Arena seeks to promote a fact-based discourse that enhances security, enables democracy and entrenches trust. We are a small programme that runs projects with partners across the world.
Arena’s directors are well experienced in this field. From 2014-2017, they ran a research project at the Legatum Institute, called ‘Beyond Propaganda’, which analysed 21st century propaganda, sought solutions, and set the agenda on this issue. Arena’s team have given evidence to the US Congress and UK Parliament, advised the British, Dutch, Latvian and US governments on counter-propaganda strategy, and held numerous seminars at a wide range of organisations, including NATO, Lviv University, Harvard University and the German Foreign Service. Ideas and insights borne directly from this research project have been quoted by senior officials, such as the US Undersecretary for Public Diplomacy, and have helped shape the programmes of the British Foreign Office, the National Endowment for Democracy and the European Endowment for Democracy, among others.
Professor Applebaum is a journalist and prize-winning historian with a particular expertise in the history of communism and the experience of post-communist ‘democratisation’ in the Soviet Union and central Europe. She was recently appointed Professor in Practice at LSE’s Institute of Global Affairs.
Anne is a weekly columnist for the Washington Post and the author of several books, including Gulag: A History, which won the 2004 Pulitzer Prize for non-fiction; Iron Curtain, which won the 2013 Cundill Prize for Historical Literature; and Red Famine: Stalin’s War on Ukraine, published in 2017. She held the Phillipe Roman visiting chair in International History at LSE, and has lectured at other universities, including Yale, Harvard, Columbia, Oxford, Cambridge, Humboldt and Heidelberg.
Sophia Gaston is a social and political researcher, who conducts international, citizen-focused projects on social and cultural crises, political change, the media and democracy - with a focus on threats to governance in Western nations. She is currently a Visiting Fellow at the LSE's Institute for Global Affairs.
Peter Pomerantsev is a Senior Fellow at the Institute of Global Affairs at the LSE, and an author and TV producer. He specialises in propaganda and media development, and has testified on the challenges of information war to the US House Committee on Foreign Affairs, US Senate Committee on Foreign Relations and the UK Parliament’s Defence Select Committee.

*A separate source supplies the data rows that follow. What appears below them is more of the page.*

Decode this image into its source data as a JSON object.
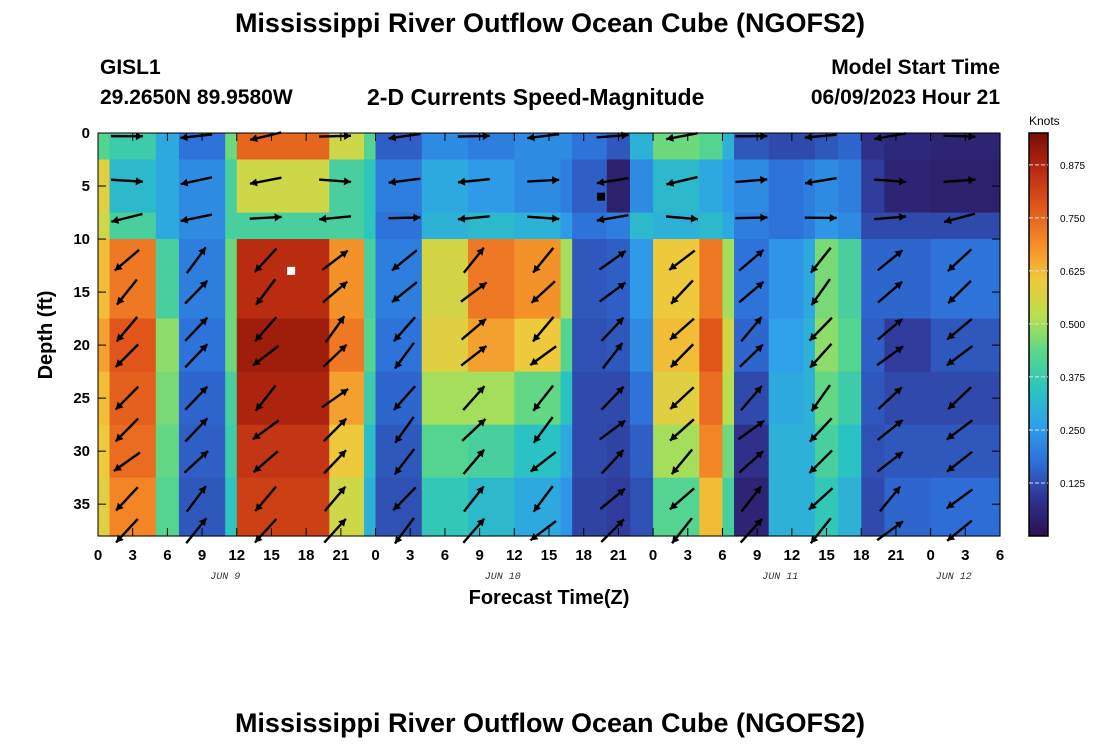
{
  "header": {
    "title": "Mississippi River Outflow Ocean Cube (NGOFS2)",
    "station": "GISL1",
    "coords": "29.2650N  89.9580W",
    "subtitle": "2-D Currents Speed-Magnitude",
    "model_start_label": "Model Start Time",
    "model_start_value": "06/09/2023 Hour 21"
  },
  "footer": {
    "title": "Mississippi River Outflow Ocean Cube (NGOFS2)"
  },
  "chart_data": {
    "type": "heatmap",
    "xlabel": "Forecast Time(Z)",
    "ylabel": "Depth (ft)",
    "x_tick_labels": [
      "0",
      "3",
      "6",
      "9",
      "12",
      "15",
      "18",
      "21",
      "0",
      "3",
      "6",
      "9",
      "12",
      "15",
      "18",
      "21",
      "0",
      "3",
      "6",
      "9",
      "12",
      "15",
      "18",
      "21",
      "0",
      "3",
      "6"
    ],
    "date_labels": [
      {
        "label": "JUN 9",
        "hour_index": 11
      },
      {
        "label": "JUN 10",
        "hour_index": 35
      },
      {
        "label": "JUN 11",
        "hour_index": 59
      },
      {
        "label": "JUN 12",
        "hour_index": 74
      }
    ],
    "x_range_hours": [
      0,
      78
    ],
    "y_tick_labels": [
      "0",
      "5",
      "10",
      "15",
      "20",
      "25",
      "30",
      "35"
    ],
    "ylim_ft": [
      0,
      38
    ],
    "y_inverted": true,
    "colorbar": {
      "unit": "Knots",
      "range": [
        0,
        0.95
      ],
      "ticks": [
        "0.125",
        "0.250",
        "0.375",
        "0.500",
        "0.625",
        "0.750",
        "0.875"
      ],
      "tick_values": [
        0.125,
        0.25,
        0.375,
        0.5,
        0.625,
        0.75,
        0.875
      ],
      "colors": [
        "#2b1050",
        "#30328f",
        "#2e6fd8",
        "#2fa0ea",
        "#2bc4c0",
        "#5ad68a",
        "#b8e04e",
        "#f0c83a",
        "#f58a28",
        "#e0561a",
        "#b82a10",
        "#7a0c05"
      ]
    },
    "speed_columns_knots": [
      {
        "x_start": 0,
        "x_end": 1,
        "values": [
          0.42,
          0.58,
          0.55,
          0.62,
          0.66,
          0.62,
          0.6,
          0.58
        ]
      },
      {
        "x_start": 1,
        "x_end": 5,
        "values": [
          0.38,
          0.32,
          0.4,
          0.72,
          0.78,
          0.76,
          0.74,
          0.7
        ]
      },
      {
        "x_start": 5,
        "x_end": 7,
        "values": [
          0.28,
          0.28,
          0.28,
          0.4,
          0.48,
          0.46,
          0.44,
          0.42
        ]
      },
      {
        "x_start": 7,
        "x_end": 11,
        "values": [
          0.18,
          0.22,
          0.22,
          0.2,
          0.18,
          0.16,
          0.15,
          0.14
        ]
      },
      {
        "x_start": 11,
        "x_end": 12,
        "values": [
          0.45,
          0.4,
          0.4,
          0.45,
          0.45,
          0.4,
          0.38,
          0.35
        ]
      },
      {
        "x_start": 12,
        "x_end": 20,
        "values": [
          0.75,
          0.55,
          0.4,
          0.86,
          0.9,
          0.88,
          0.84,
          0.82
        ]
      },
      {
        "x_start": 20,
        "x_end": 23,
        "values": [
          0.55,
          0.4,
          0.4,
          0.68,
          0.72,
          0.66,
          0.6,
          0.55
        ]
      },
      {
        "x_start": 23,
        "x_end": 24,
        "values": [
          0.42,
          0.35,
          0.35,
          0.4,
          0.42,
          0.38,
          0.33,
          0.3
        ]
      },
      {
        "x_start": 24,
        "x_end": 28,
        "values": [
          0.15,
          0.2,
          0.18,
          0.2,
          0.18,
          0.16,
          0.14,
          0.13
        ]
      },
      {
        "x_start": 28,
        "x_end": 32,
        "values": [
          0.22,
          0.28,
          0.3,
          0.56,
          0.58,
          0.5,
          0.42,
          0.36
        ]
      },
      {
        "x_start": 32,
        "x_end": 36,
        "values": [
          0.2,
          0.25,
          0.32,
          0.72,
          0.66,
          0.5,
          0.4,
          0.32
        ]
      },
      {
        "x_start": 36,
        "x_end": 40,
        "values": [
          0.22,
          0.22,
          0.3,
          0.68,
          0.6,
          0.44,
          0.34,
          0.28
        ]
      },
      {
        "x_start": 40,
        "x_end": 41,
        "values": [
          0.22,
          0.2,
          0.25,
          0.5,
          0.42,
          0.34,
          0.28,
          0.24
        ]
      },
      {
        "x_start": 41,
        "x_end": 44,
        "values": [
          0.18,
          0.15,
          0.18,
          0.14,
          0.13,
          0.12,
          0.12,
          0.11
        ]
      },
      {
        "x_start": 44,
        "x_end": 46,
        "values": [
          0.14,
          0.04,
          0.2,
          0.15,
          0.14,
          0.12,
          0.11,
          0.1
        ]
      },
      {
        "x_start": 46,
        "x_end": 48,
        "values": [
          0.3,
          0.22,
          0.32,
          0.25,
          0.22,
          0.18,
          0.15,
          0.13
        ]
      },
      {
        "x_start": 48,
        "x_end": 52,
        "values": [
          0.45,
          0.32,
          0.3,
          0.6,
          0.62,
          0.58,
          0.5,
          0.42
        ]
      },
      {
        "x_start": 52,
        "x_end": 54,
        "values": [
          0.42,
          0.28,
          0.32,
          0.72,
          0.78,
          0.74,
          0.7,
          0.62
        ]
      },
      {
        "x_start": 54,
        "x_end": 55,
        "values": [
          0.3,
          0.25,
          0.28,
          0.5,
          0.56,
          0.52,
          0.45,
          0.4
        ]
      },
      {
        "x_start": 55,
        "x_end": 58,
        "values": [
          0.14,
          0.22,
          0.2,
          0.18,
          0.16,
          0.12,
          0.08,
          0.05
        ]
      },
      {
        "x_start": 58,
        "x_end": 61,
        "values": [
          0.12,
          0.18,
          0.18,
          0.24,
          0.26,
          0.28,
          0.3,
          0.3
        ]
      },
      {
        "x_start": 61,
        "x_end": 62,
        "values": [
          0.12,
          0.2,
          0.2,
          0.28,
          0.3,
          0.3,
          0.3,
          0.3
        ]
      },
      {
        "x_start": 62,
        "x_end": 64,
        "values": [
          0.14,
          0.22,
          0.24,
          0.46,
          0.48,
          0.44,
          0.4,
          0.36
        ]
      },
      {
        "x_start": 64,
        "x_end": 66,
        "values": [
          0.16,
          0.2,
          0.22,
          0.4,
          0.42,
          0.38,
          0.34,
          0.3
        ]
      },
      {
        "x_start": 66,
        "x_end": 68,
        "values": [
          0.08,
          0.1,
          0.12,
          0.16,
          0.15,
          0.14,
          0.13,
          0.12
        ]
      },
      {
        "x_start": 68,
        "x_end": 72,
        "values": [
          0.06,
          0.05,
          0.12,
          0.16,
          0.1,
          0.12,
          0.14,
          0.16
        ]
      },
      {
        "x_start": 72,
        "x_end": 78,
        "values": [
          0.05,
          0.04,
          0.12,
          0.18,
          0.14,
          0.12,
          0.14,
          0.17
        ]
      }
    ],
    "vector_markers_note": "black arrows show current direction",
    "markers": [
      {
        "type": "square",
        "color": "#ffffff",
        "hour": 16.7,
        "depth_ft": 13
      },
      {
        "type": "square",
        "color": "#000000",
        "hour": 43.5,
        "depth_ft": 6
      }
    ]
  }
}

Peter writes for a wide range of publications, including the Financial Times, the London Review of Books, Politico, Atlantic and many others. His book on Russian propaganda, Nothing is True and Everything is Possible, won the 2016 Royal Society of Literature Ondaatje Prize and was nominated for a number of others, including the Samuel Johnson Prize, the Guardian First Book Award, the Pushkin House Russian Book Prize and The Gordon Burn Prize. It has been translated into over a dozen languages.
Maria Montague is the projects' manager for the Arena programme. She joined the team in January 2019 from the Chatham House Russia and Eurasia programme where she worked previously. Maria holds a BA in French and Russian from the University of Cambridge, and an MPhil in Ukrainian Studies.
Nina Loncar is a Project Officer for the Arena programme. She joined the team in May 2019 alongside completing her Masters studies. Nina holds a BSc in Economics and International Development from the University of Bath and an MSc in Inequalities and Social Science from LSE.